Does Mushroom Coffee Actually Do Anything?

The mixture promises a light buzz, plus extra brainpower. But is it legit?

A cropping of mushrooms on the forest floor. Now that mushroom coffee has exploded in popularity, let's look at what we known about its efficacy.
Clumpy concoction? Or surprisingly tasty? We break down the buzzy java alternative.
Timothy Dykes/Unsplash

Demand for “functional mushrooms” has exploded over the last five years, swelling to a market size of over $30 billion in 2023. Consumers can now find various mushrooms — lion’s mane, reishi, chaga — in a variety of powder, tincture, gummy and capsule forms. These super-shrooms’ purported benefits are numerous: supplement labels promise everything from immune resiliency to a mid-afternoon cognitive boost.

The hype train has ferried functional mushrooms all the way into a different market entirely, colliding it with another “supplement” that typically exists in its own rarefied sphere: coffee. Google Trends data shows a surge in “mushroom coffee” search over the last half-decade, as brands like MudWtr, Joe’y, Four Sigmatic, Everyday Dose and Wunderground have popularized the java alternative.

What exactly is mushroom coffee, though? The phrase conjures images of little caps floating in a beige froth. Soup in a mug. Does it taste good? Does it give you a better buzz? And what health benefits would compel a consumer to make the switch, anyway?

The Skinny on Mushroom Coffee

For starters, rest assured: mushroom coffee is no clumpy concoction. Purveyors grind down the fruiting bodies of mushrooms (that’s the above-ground part) to a fine powder, then mix them with coffee beans — typically at a 1:1 ratio.
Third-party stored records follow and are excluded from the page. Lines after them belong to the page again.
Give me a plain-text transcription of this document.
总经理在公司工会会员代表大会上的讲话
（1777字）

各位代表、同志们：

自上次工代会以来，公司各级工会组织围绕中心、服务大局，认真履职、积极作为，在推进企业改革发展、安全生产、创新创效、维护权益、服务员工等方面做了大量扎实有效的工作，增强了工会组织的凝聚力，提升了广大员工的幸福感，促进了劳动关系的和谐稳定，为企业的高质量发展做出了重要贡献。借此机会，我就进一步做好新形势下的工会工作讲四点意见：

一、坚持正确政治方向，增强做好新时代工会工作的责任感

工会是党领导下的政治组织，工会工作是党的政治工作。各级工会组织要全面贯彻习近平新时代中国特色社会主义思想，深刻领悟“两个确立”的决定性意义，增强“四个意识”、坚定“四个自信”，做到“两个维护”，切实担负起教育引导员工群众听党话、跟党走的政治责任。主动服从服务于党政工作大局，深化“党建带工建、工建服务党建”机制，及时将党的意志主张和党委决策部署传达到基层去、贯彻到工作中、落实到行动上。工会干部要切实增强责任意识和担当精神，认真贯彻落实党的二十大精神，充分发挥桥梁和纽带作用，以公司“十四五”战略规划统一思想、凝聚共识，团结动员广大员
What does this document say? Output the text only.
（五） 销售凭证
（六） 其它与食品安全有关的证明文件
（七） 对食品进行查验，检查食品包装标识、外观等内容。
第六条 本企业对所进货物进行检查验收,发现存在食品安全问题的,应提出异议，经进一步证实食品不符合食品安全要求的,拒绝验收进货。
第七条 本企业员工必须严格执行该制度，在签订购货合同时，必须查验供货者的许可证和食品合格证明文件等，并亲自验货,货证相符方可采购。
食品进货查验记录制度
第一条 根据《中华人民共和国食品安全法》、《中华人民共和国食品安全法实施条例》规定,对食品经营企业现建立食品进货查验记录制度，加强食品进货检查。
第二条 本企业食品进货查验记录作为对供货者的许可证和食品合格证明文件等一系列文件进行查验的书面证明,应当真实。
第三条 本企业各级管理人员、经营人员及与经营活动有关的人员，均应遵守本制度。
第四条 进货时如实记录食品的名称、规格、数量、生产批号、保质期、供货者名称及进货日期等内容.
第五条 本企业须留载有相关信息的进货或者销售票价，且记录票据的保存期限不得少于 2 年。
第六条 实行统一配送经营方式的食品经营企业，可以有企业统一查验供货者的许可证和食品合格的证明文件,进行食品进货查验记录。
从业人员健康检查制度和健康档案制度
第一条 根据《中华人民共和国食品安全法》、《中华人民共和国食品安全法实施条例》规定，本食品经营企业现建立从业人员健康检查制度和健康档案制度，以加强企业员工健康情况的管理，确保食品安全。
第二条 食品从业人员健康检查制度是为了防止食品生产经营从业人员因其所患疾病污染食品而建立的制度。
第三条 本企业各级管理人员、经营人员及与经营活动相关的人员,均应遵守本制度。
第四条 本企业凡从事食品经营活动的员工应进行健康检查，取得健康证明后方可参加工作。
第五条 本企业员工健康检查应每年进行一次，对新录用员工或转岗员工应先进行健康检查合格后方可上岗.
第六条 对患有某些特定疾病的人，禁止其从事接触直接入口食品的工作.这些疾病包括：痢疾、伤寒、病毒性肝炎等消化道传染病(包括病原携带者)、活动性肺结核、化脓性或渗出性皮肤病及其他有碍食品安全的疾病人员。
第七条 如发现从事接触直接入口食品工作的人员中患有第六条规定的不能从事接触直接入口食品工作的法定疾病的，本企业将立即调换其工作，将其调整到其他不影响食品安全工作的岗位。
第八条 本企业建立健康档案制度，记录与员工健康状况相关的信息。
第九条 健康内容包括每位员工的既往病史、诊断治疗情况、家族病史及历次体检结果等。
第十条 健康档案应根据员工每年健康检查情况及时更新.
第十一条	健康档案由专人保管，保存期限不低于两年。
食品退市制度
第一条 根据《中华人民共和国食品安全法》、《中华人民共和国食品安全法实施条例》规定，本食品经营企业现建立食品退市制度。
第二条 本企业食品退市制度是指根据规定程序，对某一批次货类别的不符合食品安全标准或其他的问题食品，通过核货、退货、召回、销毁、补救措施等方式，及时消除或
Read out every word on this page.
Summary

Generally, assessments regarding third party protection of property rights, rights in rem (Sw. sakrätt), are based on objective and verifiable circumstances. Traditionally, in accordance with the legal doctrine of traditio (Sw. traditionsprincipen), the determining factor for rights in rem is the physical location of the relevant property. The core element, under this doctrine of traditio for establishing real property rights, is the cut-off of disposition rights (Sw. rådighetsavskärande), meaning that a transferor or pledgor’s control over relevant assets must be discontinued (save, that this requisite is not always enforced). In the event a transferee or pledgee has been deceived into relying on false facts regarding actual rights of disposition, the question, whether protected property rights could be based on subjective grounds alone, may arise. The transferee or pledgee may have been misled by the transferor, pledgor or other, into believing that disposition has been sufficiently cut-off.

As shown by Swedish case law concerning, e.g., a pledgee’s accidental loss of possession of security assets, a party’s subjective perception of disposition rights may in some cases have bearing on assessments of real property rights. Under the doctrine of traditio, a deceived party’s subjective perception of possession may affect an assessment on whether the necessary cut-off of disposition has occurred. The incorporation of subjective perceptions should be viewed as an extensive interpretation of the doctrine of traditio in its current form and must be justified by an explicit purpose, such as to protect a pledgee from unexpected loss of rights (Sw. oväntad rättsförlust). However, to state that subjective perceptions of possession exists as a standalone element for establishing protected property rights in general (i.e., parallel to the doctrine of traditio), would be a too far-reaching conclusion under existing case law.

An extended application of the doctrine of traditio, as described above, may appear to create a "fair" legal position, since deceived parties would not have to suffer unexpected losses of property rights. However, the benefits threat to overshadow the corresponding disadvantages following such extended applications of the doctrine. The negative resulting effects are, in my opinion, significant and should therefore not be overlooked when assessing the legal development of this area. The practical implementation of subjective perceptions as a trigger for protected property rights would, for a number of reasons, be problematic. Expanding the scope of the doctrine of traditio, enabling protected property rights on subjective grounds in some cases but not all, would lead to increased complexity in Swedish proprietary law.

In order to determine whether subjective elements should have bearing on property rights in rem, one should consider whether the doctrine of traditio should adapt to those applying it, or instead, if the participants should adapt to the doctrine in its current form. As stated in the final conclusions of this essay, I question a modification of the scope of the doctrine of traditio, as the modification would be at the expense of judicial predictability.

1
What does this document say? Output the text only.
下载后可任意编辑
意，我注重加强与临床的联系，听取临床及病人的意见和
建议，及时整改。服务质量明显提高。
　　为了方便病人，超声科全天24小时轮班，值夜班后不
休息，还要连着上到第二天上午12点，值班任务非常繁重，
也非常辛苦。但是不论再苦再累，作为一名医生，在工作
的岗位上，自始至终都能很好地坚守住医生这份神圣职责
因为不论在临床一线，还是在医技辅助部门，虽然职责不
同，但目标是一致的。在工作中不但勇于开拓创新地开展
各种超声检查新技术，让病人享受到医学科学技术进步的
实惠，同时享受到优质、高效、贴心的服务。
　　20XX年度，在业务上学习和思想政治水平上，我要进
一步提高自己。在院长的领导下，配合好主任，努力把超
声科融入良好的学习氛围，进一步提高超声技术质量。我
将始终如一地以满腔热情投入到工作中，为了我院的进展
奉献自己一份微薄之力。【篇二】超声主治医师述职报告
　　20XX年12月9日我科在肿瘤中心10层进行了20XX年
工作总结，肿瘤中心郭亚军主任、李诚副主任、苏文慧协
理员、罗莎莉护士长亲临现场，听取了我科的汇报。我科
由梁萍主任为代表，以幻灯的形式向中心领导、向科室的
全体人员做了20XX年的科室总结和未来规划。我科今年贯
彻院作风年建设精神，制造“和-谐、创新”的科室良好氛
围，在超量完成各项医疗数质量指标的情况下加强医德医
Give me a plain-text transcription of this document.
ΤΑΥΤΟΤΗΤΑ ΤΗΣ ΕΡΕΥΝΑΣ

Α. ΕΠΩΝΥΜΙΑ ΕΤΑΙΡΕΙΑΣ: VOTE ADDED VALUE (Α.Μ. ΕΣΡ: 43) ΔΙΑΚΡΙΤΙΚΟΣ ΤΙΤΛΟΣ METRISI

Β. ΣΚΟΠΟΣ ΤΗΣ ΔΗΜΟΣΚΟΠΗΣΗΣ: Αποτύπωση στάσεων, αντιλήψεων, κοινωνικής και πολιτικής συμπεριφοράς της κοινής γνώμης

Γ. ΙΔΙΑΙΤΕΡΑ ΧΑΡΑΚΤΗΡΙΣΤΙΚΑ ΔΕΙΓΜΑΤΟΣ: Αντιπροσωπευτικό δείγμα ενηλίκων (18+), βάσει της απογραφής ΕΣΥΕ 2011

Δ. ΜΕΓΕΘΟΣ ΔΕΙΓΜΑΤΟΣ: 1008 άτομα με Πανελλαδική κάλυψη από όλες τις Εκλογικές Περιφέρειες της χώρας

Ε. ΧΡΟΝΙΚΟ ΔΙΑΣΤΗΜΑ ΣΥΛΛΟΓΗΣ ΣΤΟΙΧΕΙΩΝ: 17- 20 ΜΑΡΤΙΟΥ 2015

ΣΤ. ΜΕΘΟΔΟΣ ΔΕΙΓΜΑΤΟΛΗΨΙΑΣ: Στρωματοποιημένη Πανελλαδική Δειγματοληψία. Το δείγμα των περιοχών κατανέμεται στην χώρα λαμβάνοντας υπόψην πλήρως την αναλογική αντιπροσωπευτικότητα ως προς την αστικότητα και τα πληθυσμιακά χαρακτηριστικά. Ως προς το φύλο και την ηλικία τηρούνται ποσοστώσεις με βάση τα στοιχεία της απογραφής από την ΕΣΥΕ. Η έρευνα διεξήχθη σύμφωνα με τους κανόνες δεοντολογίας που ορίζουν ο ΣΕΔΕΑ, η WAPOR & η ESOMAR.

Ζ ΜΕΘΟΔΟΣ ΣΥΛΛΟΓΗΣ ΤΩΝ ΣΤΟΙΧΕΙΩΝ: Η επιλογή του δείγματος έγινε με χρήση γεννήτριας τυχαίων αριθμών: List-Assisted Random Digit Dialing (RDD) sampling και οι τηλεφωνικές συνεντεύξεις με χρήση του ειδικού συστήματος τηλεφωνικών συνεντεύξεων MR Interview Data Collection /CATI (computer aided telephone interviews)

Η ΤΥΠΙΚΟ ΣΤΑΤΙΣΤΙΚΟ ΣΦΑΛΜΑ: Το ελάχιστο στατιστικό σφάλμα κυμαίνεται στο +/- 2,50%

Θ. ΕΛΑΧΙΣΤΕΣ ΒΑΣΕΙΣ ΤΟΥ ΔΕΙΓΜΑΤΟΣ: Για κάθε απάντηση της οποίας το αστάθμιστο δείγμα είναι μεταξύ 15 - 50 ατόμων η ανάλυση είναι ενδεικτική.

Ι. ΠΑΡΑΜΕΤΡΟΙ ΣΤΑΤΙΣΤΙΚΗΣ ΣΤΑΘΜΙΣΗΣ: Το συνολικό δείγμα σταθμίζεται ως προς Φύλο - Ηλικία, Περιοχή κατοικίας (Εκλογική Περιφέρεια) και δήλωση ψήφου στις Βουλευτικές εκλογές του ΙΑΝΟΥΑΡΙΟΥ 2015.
While some have described an “earthiness” taste when trying out this blend, many online say that the mushrooms are difficult to detect at all. Mushroom coffee, it turns out, tastes much like regular coffee. Considering coffee-drinkers’ personal preferences (in preparation, choice of milk, etc.), it’s possible that you whip up a batch of mushroom joe and not notice much difference at all.

Except, of course, in how it makes you feel — because the mushrooms take the place of 50% of the coffee beans, there is 50% less caffeine in your end result. If you’ve been eagerly looking to cut back on your caffeine intake, then this is a potential way forward. (It reminds us of low-ABV beers and the way some beer-drinkers have started “cutting” a poured glass of Heineken with Heineken 0.0.)

But if you rely on over 100 milligrams or more of caffeine each day, you’re going to need to brew multiple cups of mushroom coffee. An eight-ounce cup of the alternative invariably includes 100 mg or less of caffeine.

Stuff We Swear By: My Love Language Is a Mug of Peace Coffee
The coffee beans I recommend most just happen to be organic, fair trade and sustainable. But it’s the taste that’ll win you over.

Cost and Other Concerns

When we ask the question “Does mushroom coffee do anything?” we’re thinking short-term and long-term.

In the immediate sense, yes, mushroom coffee will give you a slight buzz (most likely sans jitters, which is a plus). It’s capable of checking that ritualistic box, too — so many of us drink coffee simply because it’s what we do. It’s a moment in the day that we’re used to, that we rely on. Mushroom coffee can scratch the itch.

From a wellness perspective, though, it’s not yet known whether mushroom coffee can do much else for you. Here’s some key analysis from UCLA Health: “It’s important to understand that while some of the health claims may be valid, many haven’t been proven in scientific studies. It’s also not yet proven that drying, extracting and brewing mushrooms leaves their health benefits intact.”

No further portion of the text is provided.